A further Phase 3 study (NCT00627640, SETTLE) involved 549 patients with motor fluctuations on a regimen of levodopa plus benserazide or Lodosyn. Patients were randomized to receive Xadago (50 mg per day increased to 100 mg per day if tolerated) or placebo. The length of on-time periods without dyskinesia (again, involuntary movements) and motor function were seen to improve in treated mid- to late-stage Parkinson’s patients. The treatment was also well-tolerated.
Further supportive evidence came through a Phase 3 study (NCT00605683, MOTION) involving 679 early Parkinson’s patients receiving stable therapy with a single dopamine agonist (a drug which stimulates the dopamine signaling pathway). In these people, treatment with Xadago was seen to significantly improve motor function.

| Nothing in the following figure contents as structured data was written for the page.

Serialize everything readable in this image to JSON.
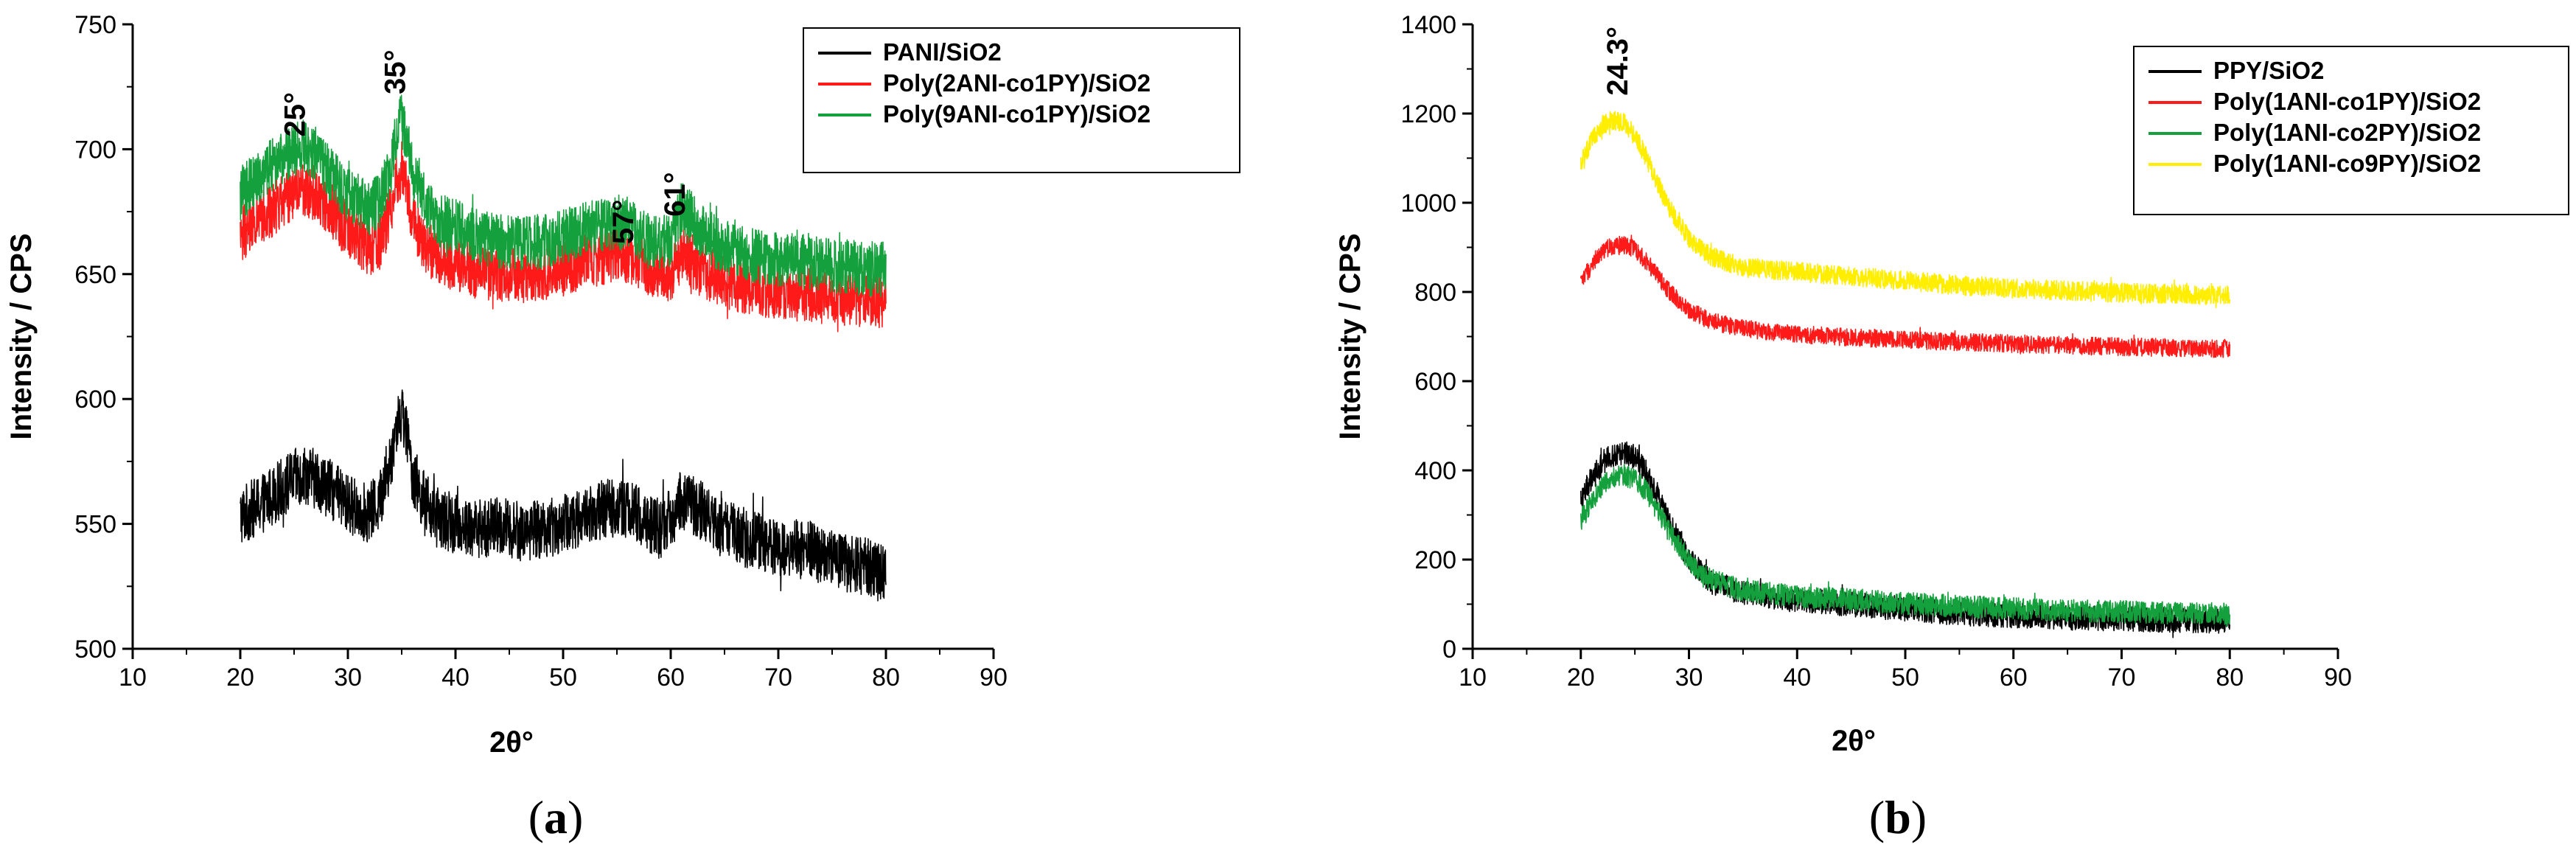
{
  "chart_data": [
    {
      "type": "line",
      "panel_label": "a",
      "xlabel": "2θ°",
      "ylabel": "Intensity / CPS",
      "xlim": [
        10,
        90
      ],
      "ylim": [
        500,
        750
      ],
      "xticks": [
        10,
        20,
        30,
        40,
        50,
        60,
        70,
        80,
        90
      ],
      "yticks": [
        500,
        550,
        600,
        650,
        700,
        750
      ],
      "legend_position": "top-right",
      "series": [
        {
          "name": "PANI/SiO2",
          "color": "#000000",
          "x": [
            20,
            22,
            24,
            25,
            26,
            27,
            28,
            30,
            32,
            33,
            34,
            34.5,
            35,
            35.5,
            36,
            37,
            38,
            40,
            42,
            44,
            46,
            48,
            50,
            52,
            54,
            55,
            56,
            57,
            58,
            59,
            60,
            61,
            62,
            63,
            64,
            66,
            68,
            70,
            72,
            74,
            76,
            78,
            80
          ],
          "values": [
            553,
            558,
            565,
            568,
            570,
            568,
            565,
            558,
            554,
            560,
            575,
            590,
            595,
            585,
            570,
            560,
            553,
            550,
            548,
            549,
            547,
            548,
            550,
            553,
            556,
            557,
            556,
            553,
            550,
            548,
            552,
            560,
            558,
            555,
            550,
            546,
            543,
            541,
            540,
            538,
            535,
            533,
            530
          ],
          "noise": 12
        },
        {
          "name": "Poly(2ANI-co1PY)/SiO2",
          "color": "#ff1a1a",
          "x": [
            20,
            22,
            24,
            25,
            26,
            27,
            28,
            30,
            32,
            33,
            34,
            34.5,
            35,
            35.5,
            36,
            37,
            38,
            40,
            42,
            44,
            46,
            48,
            50,
            52,
            54,
            55,
            56,
            57,
            58,
            59,
            60,
            61,
            62,
            63,
            64,
            66,
            68,
            70,
            72,
            74,
            76,
            78,
            80
          ],
          "values": [
            666,
            672,
            680,
            683,
            684,
            682,
            678,
            668,
            660,
            663,
            675,
            688,
            692,
            684,
            672,
            663,
            657,
            654,
            651,
            650,
            649,
            650,
            652,
            655,
            657,
            658,
            657,
            655,
            652,
            650,
            650,
            658,
            655,
            652,
            649,
            646,
            644,
            643,
            642,
            641,
            640,
            640,
            639
          ],
          "noise": 11
        },
        {
          "name": "Poly(9ANI-co1PY)/SiO2",
          "color": "#14a03c",
          "x": [
            20,
            22,
            24,
            25,
            26,
            27,
            28,
            30,
            32,
            33,
            34,
            34.5,
            35,
            35.5,
            36,
            37,
            38,
            40,
            42,
            44,
            46,
            48,
            50,
            52,
            54,
            55,
            56,
            57,
            58,
            59,
            60,
            61,
            62,
            63,
            64,
            66,
            68,
            70,
            72,
            74,
            76,
            78,
            80
          ],
          "values": [
            682,
            690,
            697,
            700,
            701,
            698,
            692,
            682,
            676,
            680,
            692,
            706,
            712,
            704,
            690,
            680,
            673,
            669,
            665,
            663,
            662,
            663,
            665,
            668,
            670,
            671,
            670,
            667,
            663,
            662,
            664,
            676,
            672,
            667,
            663,
            659,
            657,
            656,
            655,
            654,
            653,
            652,
            652
          ],
          "noise": 11
        }
      ],
      "annotations": [
        {
          "text": "25°",
          "x": 26,
          "y": 705
        },
        {
          "text": "35°",
          "x": 35.3,
          "y": 722
        },
        {
          "text": "57°",
          "x": 56.5,
          "y": 662
        },
        {
          "text": "61°",
          "x": 61.3,
          "y": 673
        }
      ]
    },
    {
      "type": "line",
      "panel_label": "b",
      "xlabel": "2θ°",
      "ylabel": "Intensity / CPS",
      "xlim": [
        10,
        90
      ],
      "ylim": [
        0,
        1400
      ],
      "xticks": [
        10,
        20,
        30,
        40,
        50,
        60,
        70,
        80,
        90
      ],
      "yticks": [
        0,
        200,
        400,
        600,
        800,
        1000,
        1200,
        1400
      ],
      "legend_position": "top-right",
      "series": [
        {
          "name": "PPY/SiO2",
          "color": "#000000",
          "x": [
            20,
            21,
            22,
            23,
            24,
            25,
            26,
            27,
            28,
            30,
            32,
            35,
            40,
            45,
            50,
            55,
            60,
            65,
            70,
            75,
            80
          ],
          "values": [
            340,
            380,
            415,
            435,
            440,
            430,
            400,
            350,
            290,
            200,
            150,
            125,
            110,
            100,
            90,
            80,
            75,
            70,
            67,
            64,
            62
          ],
          "noise": 28
        },
        {
          "name": "Poly(1ANI-co1PY)/SiO2",
          "color": "#ff1a1a",
          "x": [
            20,
            21,
            22,
            23,
            24,
            25,
            26,
            27,
            28,
            30,
            32,
            35,
            40,
            45,
            50,
            55,
            60,
            65,
            70,
            75,
            80
          ],
          "values": [
            820,
            860,
            890,
            905,
            905,
            895,
            870,
            840,
            805,
            760,
            735,
            718,
            705,
            698,
            692,
            688,
            684,
            680,
            677,
            675,
            672
          ],
          "noise": 20
        },
        {
          "name": "Poly(1ANI-co2PY)/SiO2",
          "color": "#14a03c",
          "x": [
            20,
            21,
            22,
            23,
            24,
            25,
            26,
            27,
            28,
            30,
            32,
            35,
            40,
            45,
            50,
            55,
            60,
            65,
            70,
            75,
            80
          ],
          "values": [
            290,
            330,
            365,
            385,
            390,
            380,
            355,
            315,
            270,
            195,
            155,
            130,
            118,
            110,
            102,
            95,
            90,
            86,
            83,
            80,
            78
          ],
          "noise": 25
        },
        {
          "name": "Poly(1ANI-co9PY)/SiO2",
          "color": "#ffee00",
          "x": [
            20,
            21,
            22,
            23,
            24,
            25,
            26,
            27,
            28,
            30,
            32,
            35,
            40,
            45,
            50,
            55,
            60,
            65,
            70,
            75,
            80
          ],
          "values": [
            1090,
            1140,
            1175,
            1185,
            1180,
            1150,
            1105,
            1050,
            995,
            920,
            880,
            855,
            845,
            835,
            825,
            815,
            808,
            803,
            798,
            795,
            792
          ],
          "noise": 22
        }
      ],
      "annotations": [
        {
          "text": "24.3°",
          "x": 24.3,
          "y": 1240
        }
      ]
    }
  ]
}
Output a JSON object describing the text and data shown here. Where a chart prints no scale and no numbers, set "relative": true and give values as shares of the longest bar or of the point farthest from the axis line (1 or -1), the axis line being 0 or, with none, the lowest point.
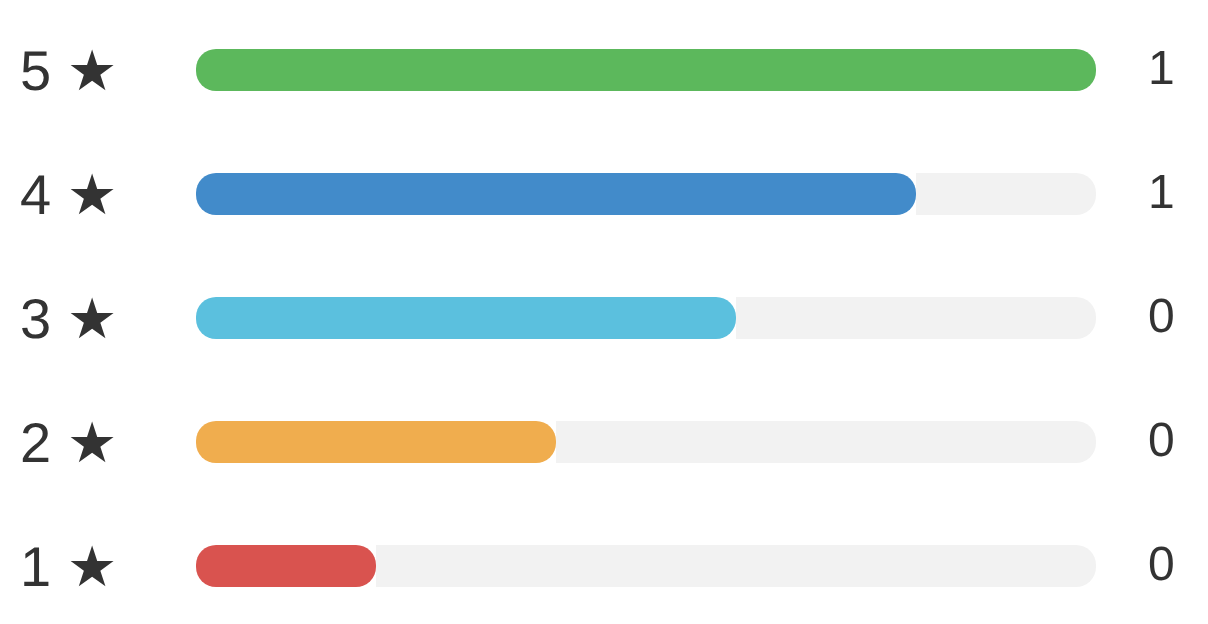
{
  "chart_data": {
    "type": "bar",
    "orientation": "horizontal",
    "relative": true,
    "categories": [
      "5 ★",
      "4 ★",
      "3 ★",
      "2 ★",
      "1 ★"
    ],
    "values": [
      1,
      0.8,
      0.6,
      0.4,
      0.2
    ],
    "colors": [
      "#5cb85c",
      "#428bca",
      "#5bc0de",
      "#f0ad4e",
      "#d9534f"
    ],
    "annotations": [
      "1",
      "1",
      "0",
      "0",
      "0"
    ]
  }
}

Indications and side effects
The side effects most commonly associated with Xadago include dyskinesia, falls, nausea, and trouble sleeping.
Some patients are advised not take safinamide, including individuals with severe liver impairment, and those taking other monoamine oxidase inhibitors, opioid drugs, St. John’s wort, certain antidepressants, cyclobenzaprine, or the cough and cold medicine dextromethorphan.